Frazier followed, saying the time to wait was over and that the word "wait" had been used to "keep Black people on hold" and almost always "meant never."
"We will wait no longer," Frazier said. "We say take the monuments down. We've chosen to engage in nonviolent direct action and civil disobedience to force and demand that you act with leadership, that you act with courage. Time for you to stop kicking the can down the road."
The timer indicating his time had ended beeped, but Frazier continued. Council then turned off the speaker microphone as Freeman tried to tell him his time had ended. Frazier instead turned toward the public and kept speaking and led a chant of "Remove Confederate monuments, take them down."
Council members, with the exception of Freeman, exited the chamber for a five minute recess as Freeman directed the sergeant at arms to escort "the disruptors" out of the chamber.

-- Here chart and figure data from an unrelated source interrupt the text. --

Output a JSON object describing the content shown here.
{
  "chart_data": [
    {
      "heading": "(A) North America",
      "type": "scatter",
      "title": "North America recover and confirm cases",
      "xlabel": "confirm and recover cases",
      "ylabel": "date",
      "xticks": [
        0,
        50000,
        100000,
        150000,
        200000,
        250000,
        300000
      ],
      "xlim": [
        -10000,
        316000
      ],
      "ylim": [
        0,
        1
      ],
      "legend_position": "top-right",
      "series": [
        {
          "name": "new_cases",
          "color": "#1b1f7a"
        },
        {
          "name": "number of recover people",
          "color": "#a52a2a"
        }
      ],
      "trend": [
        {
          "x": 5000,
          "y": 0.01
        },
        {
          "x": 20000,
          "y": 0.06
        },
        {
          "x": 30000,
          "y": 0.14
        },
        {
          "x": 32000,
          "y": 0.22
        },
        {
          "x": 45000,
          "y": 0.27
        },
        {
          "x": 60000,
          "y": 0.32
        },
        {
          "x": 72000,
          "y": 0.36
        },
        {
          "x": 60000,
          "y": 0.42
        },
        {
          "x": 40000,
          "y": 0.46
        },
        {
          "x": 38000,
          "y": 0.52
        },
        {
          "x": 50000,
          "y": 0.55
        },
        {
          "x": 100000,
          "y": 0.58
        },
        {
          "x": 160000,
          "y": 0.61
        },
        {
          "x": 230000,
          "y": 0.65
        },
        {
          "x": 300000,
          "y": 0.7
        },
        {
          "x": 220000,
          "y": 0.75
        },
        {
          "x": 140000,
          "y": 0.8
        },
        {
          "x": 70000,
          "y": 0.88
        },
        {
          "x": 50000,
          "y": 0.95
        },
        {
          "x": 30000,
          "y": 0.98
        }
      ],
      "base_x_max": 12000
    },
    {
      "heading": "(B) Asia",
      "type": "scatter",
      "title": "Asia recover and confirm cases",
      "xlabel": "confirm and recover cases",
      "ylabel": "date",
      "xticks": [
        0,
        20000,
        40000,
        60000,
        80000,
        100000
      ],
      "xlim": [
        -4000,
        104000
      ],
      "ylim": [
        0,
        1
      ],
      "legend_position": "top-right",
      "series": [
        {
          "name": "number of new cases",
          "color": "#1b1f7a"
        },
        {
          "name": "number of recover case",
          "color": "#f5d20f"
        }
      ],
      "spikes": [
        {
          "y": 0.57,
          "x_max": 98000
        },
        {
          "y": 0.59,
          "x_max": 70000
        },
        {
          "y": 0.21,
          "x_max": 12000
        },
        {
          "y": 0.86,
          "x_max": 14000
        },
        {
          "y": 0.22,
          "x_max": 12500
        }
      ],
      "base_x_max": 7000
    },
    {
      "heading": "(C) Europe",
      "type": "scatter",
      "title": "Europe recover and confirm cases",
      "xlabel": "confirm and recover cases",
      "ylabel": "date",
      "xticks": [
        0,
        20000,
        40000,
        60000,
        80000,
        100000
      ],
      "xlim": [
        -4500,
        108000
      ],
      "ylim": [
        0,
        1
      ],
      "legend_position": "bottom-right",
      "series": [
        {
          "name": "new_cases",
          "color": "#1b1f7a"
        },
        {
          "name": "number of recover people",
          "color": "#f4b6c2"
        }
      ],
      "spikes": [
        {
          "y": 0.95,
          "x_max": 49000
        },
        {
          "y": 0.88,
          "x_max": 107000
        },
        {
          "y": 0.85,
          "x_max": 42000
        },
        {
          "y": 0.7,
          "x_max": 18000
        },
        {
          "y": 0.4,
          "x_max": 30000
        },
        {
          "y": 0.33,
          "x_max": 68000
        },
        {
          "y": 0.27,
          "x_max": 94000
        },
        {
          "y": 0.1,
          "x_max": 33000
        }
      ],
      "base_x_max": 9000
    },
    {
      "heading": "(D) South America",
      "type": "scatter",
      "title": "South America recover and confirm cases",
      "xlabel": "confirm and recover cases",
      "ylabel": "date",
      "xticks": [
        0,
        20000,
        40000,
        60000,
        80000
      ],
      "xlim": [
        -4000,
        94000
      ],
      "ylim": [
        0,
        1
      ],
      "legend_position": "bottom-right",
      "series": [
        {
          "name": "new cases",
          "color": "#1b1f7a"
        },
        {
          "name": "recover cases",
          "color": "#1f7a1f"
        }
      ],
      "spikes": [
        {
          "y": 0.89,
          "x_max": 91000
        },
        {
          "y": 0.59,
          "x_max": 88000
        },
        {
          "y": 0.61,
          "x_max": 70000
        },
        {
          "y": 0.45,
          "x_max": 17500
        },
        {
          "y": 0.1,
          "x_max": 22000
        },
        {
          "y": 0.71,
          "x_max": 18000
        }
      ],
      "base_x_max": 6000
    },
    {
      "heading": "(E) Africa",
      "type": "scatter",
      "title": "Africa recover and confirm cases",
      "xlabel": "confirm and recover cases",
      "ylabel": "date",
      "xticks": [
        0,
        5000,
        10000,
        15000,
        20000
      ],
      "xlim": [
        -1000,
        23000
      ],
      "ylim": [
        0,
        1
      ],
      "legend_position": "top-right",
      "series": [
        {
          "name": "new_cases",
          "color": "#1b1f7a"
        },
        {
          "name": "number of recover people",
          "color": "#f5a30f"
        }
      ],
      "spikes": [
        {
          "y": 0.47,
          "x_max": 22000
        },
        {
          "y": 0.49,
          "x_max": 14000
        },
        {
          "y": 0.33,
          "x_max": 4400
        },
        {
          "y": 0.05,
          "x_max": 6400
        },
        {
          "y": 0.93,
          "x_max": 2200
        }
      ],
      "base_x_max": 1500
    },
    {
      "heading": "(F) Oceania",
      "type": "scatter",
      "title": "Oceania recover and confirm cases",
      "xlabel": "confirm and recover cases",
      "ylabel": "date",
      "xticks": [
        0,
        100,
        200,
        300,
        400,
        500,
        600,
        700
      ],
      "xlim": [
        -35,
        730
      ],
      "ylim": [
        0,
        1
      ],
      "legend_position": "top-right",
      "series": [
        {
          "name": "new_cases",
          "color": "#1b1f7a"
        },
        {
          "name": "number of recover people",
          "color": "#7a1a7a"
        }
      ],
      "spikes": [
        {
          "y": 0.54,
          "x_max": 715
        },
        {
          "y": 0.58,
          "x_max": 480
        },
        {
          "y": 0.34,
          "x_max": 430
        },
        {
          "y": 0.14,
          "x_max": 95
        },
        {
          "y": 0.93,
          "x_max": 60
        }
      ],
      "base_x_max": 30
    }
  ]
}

Frazier, who is battling cancer and uses a motorized scooter for mobility, repeatedly asked if he was being arrested as an officer held each of his arms as he partially walked, partially was pulled, out.
What's next?
Frazier's attorney, John Phillips, later told reporters outside of City Hall that the next step was to get Frazier out of jail, and that he was “not concerned” about how Frazier’s previous detainment impacted matters because the charges were ultimately dismissed.

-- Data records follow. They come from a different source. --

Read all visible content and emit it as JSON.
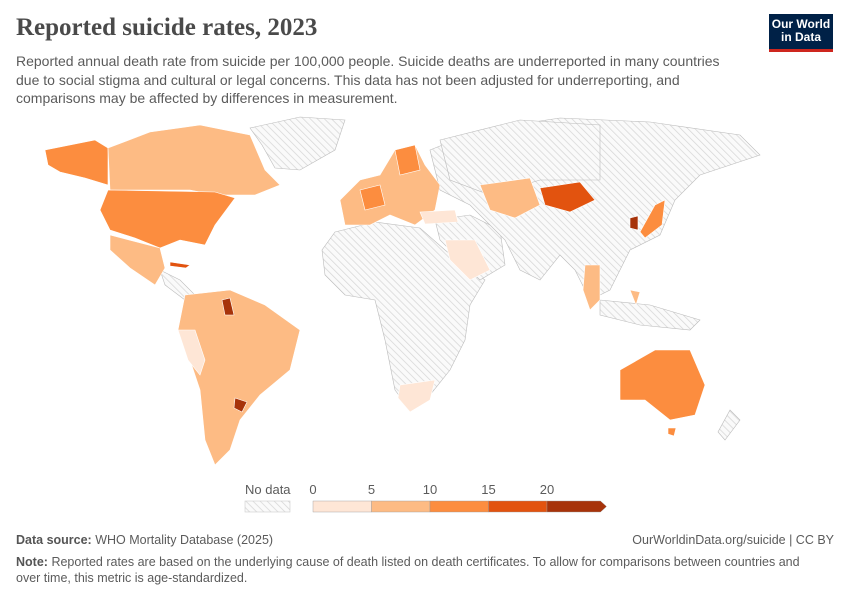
{
  "title": "Reported suicide rates, 2023",
  "subtitle": "Reported annual death rate from suicide per 100,000 people. Suicide deaths are underreported in many countries due to social stigma and cultural or legal concerns. This data has not been adjusted for underreporting, and comparisons may be affected by differences in measurement.",
  "logo": "Our World in Data",
  "legend": {
    "no_data_label": "No data",
    "ticks": [
      "0",
      "5",
      "10",
      "15",
      "20"
    ],
    "colors": [
      "#fee6d6",
      "#fdbb84",
      "#fc8d3f",
      "#e2530f",
      "#a7330a"
    ],
    "no_data_color": "#e6e6e6"
  },
  "footer": {
    "source_label": "Data source:",
    "source": "WHO Mortality Database (2025)",
    "credit": "OurWorldinData.org/suicide | CC BY",
    "note_label": "Note:",
    "note": "Reported rates are based on the underlying cause of death listed on death certificates. To allow for comparisons between countries and over time, this metric is age-standardized."
  }
}
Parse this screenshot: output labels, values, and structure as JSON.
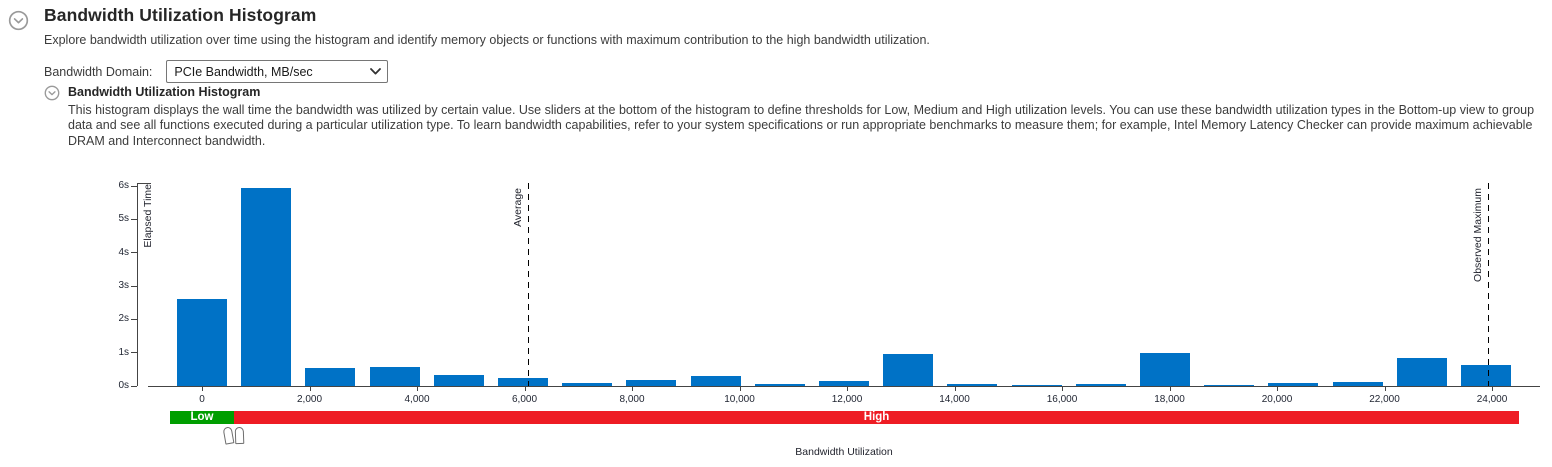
{
  "header": {
    "title": "Bandwidth Utilization Histogram",
    "subtitle": "Explore bandwidth utilization over time using the histogram and identify memory objects or functions with maximum contribution to the high bandwidth utilization."
  },
  "controls": {
    "domain_label": "Bandwidth Domain:",
    "domain_value": "PCIe Bandwidth, MB/sec"
  },
  "section": {
    "title": "Bandwidth Utilization Histogram",
    "description": "This histogram displays the wall time the bandwidth was utilized by certain value. Use sliders at the bottom of the histogram to define thresholds for Low, Medium and High utilization levels. You can use these bandwidth utilization types in the Bottom-up view to group data and see all functions executed during a particular utilization type. To learn bandwidth capabilities, refer to your system specifications or run appropriate benchmarks to measure them; for example, Intel Memory Latency Checker can provide maximum achievable DRAM and Interconnect bandwidth."
  },
  "chart_data": {
    "type": "bar",
    "title": "Bandwidth Utilization Histogram",
    "xlabel": "Bandwidth Utilization",
    "ylabel": "Elapsed Time",
    "categories": [
      0,
      1200,
      2400,
      3600,
      4800,
      6000,
      7200,
      8400,
      9600,
      10800,
      12000,
      13200,
      14400,
      15600,
      16800,
      18000,
      19200,
      20400,
      21600,
      22800,
      24000
    ],
    "values": [
      2.6,
      5.95,
      0.54,
      0.56,
      0.33,
      0.23,
      0.08,
      0.19,
      0.3,
      0.05,
      0.14,
      0.96,
      0.06,
      0.04,
      0.07,
      0.99,
      0.04,
      0.1,
      0.11,
      0.85,
      0.64
    ],
    "y_ticks": [
      "0s",
      "1s",
      "2s",
      "3s",
      "4s",
      "5s",
      "6s"
    ],
    "x_ticks": [
      {
        "v": 0,
        "label": "0"
      },
      {
        "v": 2000,
        "label": "2,000"
      },
      {
        "v": 4000,
        "label": "4,000"
      },
      {
        "v": 6000,
        "label": "6,000"
      },
      {
        "v": 8000,
        "label": "8,000"
      },
      {
        "v": 10000,
        "label": "10,000"
      },
      {
        "v": 12000,
        "label": "12,000"
      },
      {
        "v": 14000,
        "label": "14,000"
      },
      {
        "v": 16000,
        "label": "16,000"
      },
      {
        "v": 18000,
        "label": "18,000"
      },
      {
        "v": 20000,
        "label": "20,000"
      },
      {
        "v": 22000,
        "label": "22,000"
      },
      {
        "v": 24000,
        "label": "24,000"
      }
    ],
    "ylim": [
      0,
      6
    ],
    "xlim": [
      -1000,
      25000
    ],
    "grid": false,
    "bar_color": "#0072C6",
    "markers": [
      {
        "label": "Average",
        "x": 6065
      },
      {
        "label": "Observed Maximum",
        "x": 23930
      }
    ]
  },
  "slider": {
    "low_label": "Low",
    "high_label": "High",
    "low_color": "#009E00",
    "high_color": "#EE1C24",
    "min": -600,
    "max": 24500,
    "low_threshold": 600,
    "high_threshold": 600
  }
}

Phillips said Frazier was utilizing his right to free speech just as others, including the mayor, had already done.
“I’ve got to bring up Lenny Curry’s promise, from this very step, that the monuments were going to come down, and he had changed, he had evolved, to brother Frazier now in jail for fighting for the very same thing,” Phillips said. “So, it all ties together.”

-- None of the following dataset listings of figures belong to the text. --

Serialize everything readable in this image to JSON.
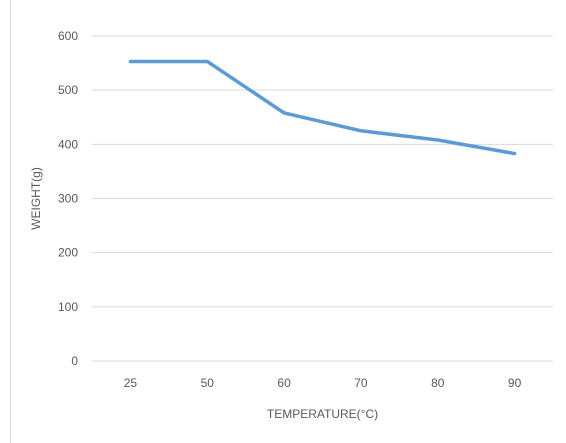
{
  "chart_data": {
    "type": "line",
    "title": "",
    "xlabel": "TEMPERATURE(°C)",
    "ylabel": "WEIGHT(g)",
    "categories": [
      "25",
      "50",
      "60",
      "70",
      "80",
      "90"
    ],
    "series": [
      {
        "values": [
          553,
          553,
          458,
          425,
          408,
          383
        ],
        "color": "#5b9bd5"
      }
    ],
    "ylim": [
      0,
      600
    ],
    "yticks": [
      0,
      100,
      200,
      300,
      400,
      500,
      600
    ],
    "grid": true,
    "gridColor": "#d9d9d9",
    "legend": "none"
  }
}
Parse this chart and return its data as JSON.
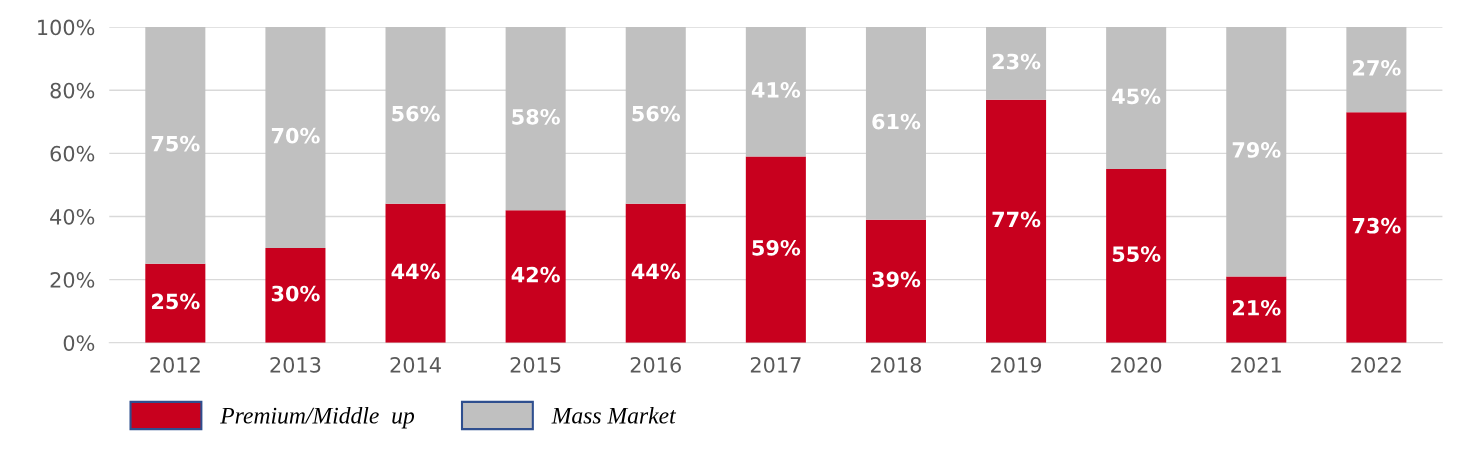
{
  "chart_data": {
    "type": "bar",
    "stacked": true,
    "categories": [
      "2012",
      "2013",
      "2014",
      "2015",
      "2016",
      "2017",
      "2018",
      "2019",
      "2020",
      "2021",
      "2022"
    ],
    "series": [
      {
        "name": "Premium/Middle  up",
        "color": "#c8001e",
        "values": [
          25,
          30,
          44,
          42,
          44,
          59,
          39,
          77,
          55,
          21,
          73
        ],
        "value_labels": [
          "25%",
          "30%",
          "44%",
          "42%",
          "44%",
          "59%",
          "39%",
          "77%",
          "55%",
          "21%",
          "73%"
        ]
      },
      {
        "name": "Mass Market",
        "color": "#c0c0c0",
        "values": [
          75,
          70,
          56,
          58,
          56,
          41,
          61,
          23,
          45,
          79,
          27
        ],
        "value_labels": [
          "75%",
          "70%",
          "56%",
          "58%",
          "56%",
          "41%",
          "61%",
          "23%",
          "45%",
          "79%",
          "27%"
        ]
      }
    ],
    "ylim": [
      0,
      100
    ],
    "yticks": [
      {
        "value": 0,
        "label": "0%"
      },
      {
        "value": 20,
        "label": "20%"
      },
      {
        "value": 40,
        "label": "40%"
      },
      {
        "value": 60,
        "label": "60%"
      },
      {
        "value": 80,
        "label": "80%"
      },
      {
        "value": 100,
        "label": "100%"
      }
    ],
    "grid": "y",
    "legend": "bottom left"
  }
}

Curry allocated $500,000 for the removal of monuments in the city’s most recent budget. He tweeted his continued support on the topicTuesday night after the meeting.
“I’ve given the Jax City Council a budget that includes the needed funds to remove the monuments,” Curry tweeted Tuesday night. “Obviously, I think they should. They have decided to ignore the issue, [sic] Each member should take a position. Yes or No on monument removal. Take a vote. Do your job on tough issues.”